As gerações falam muito mais do que realmente fazem. Também passa por cada um de nós agir e não ficar à espera, mais uma catrefada de anos, que alguém faça uma música com as nossas lamentações.

http://fusivelativo.blogspot.com/

AMCD disse...

Caro João Vasconcelos.

Na verdade a juventude tem mais do que dois caminhos. Tem três: ou geme, ou grita, ou faz pela vida cá dentro.

Defendo, como refere, que "os jovens chorem menos e vão mas é fazer pela vida" (e é aqui que colocaria o ponto final, pois tal não passa necessariamente pela emigração, que o façam cá dentro).

Fazer pela vida cá dentro pode passar pela rebelião...(e só não digo uma revolução porque não vivemos em ditadura).

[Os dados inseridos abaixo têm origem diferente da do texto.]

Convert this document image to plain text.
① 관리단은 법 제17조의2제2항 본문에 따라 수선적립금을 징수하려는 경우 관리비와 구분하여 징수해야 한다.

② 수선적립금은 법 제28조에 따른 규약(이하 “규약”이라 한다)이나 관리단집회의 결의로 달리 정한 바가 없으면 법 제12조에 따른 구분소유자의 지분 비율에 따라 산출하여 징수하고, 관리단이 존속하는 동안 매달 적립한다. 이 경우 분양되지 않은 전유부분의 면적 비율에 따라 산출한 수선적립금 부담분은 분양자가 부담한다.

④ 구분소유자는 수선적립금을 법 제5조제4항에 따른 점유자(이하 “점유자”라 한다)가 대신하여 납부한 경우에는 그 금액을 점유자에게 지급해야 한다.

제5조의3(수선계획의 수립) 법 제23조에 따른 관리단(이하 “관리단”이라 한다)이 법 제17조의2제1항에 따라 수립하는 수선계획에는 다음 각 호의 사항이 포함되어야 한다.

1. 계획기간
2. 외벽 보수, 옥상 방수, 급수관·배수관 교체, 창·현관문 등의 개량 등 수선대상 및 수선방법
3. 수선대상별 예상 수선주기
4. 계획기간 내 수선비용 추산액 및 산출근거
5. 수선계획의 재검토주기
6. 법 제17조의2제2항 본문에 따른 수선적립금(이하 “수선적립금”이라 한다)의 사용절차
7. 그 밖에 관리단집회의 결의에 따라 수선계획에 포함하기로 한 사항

Que lutem caramba! Que votem bem e não se fiquem pela cançoneta lamurienta.

Micael Sousa disse...

Concordando com muito do que dizem os Deolinda, porque isto começa a ser a manifestação de uma geração que notou que precisa de intervir civicamente e politicamente. Não posso de criticar uma mensagem que também passou: que só se estuda para ganhar muito dinheiro. Infelizmente os portugueses ainda pensam assim, achar que o valor do estudo e do saber é convertível em capital e se não o for é porque já não interessa. Este princípio parece-me demasiado pobre para a nossa cultura e evolução social.

João Ricardo Vasconcelos disse...

Caro AMCD

"Fazer pela vida cá dentro pode passar pela rebelião...(e só não digo uma revolução porque não vivemos em ditadura)."

Está convocada uma manifestação da "geração à rasca" para o próximo dia 12 de Março. Não acha que tal é um sinal salutar de protesto? É simplesmente lamuriento?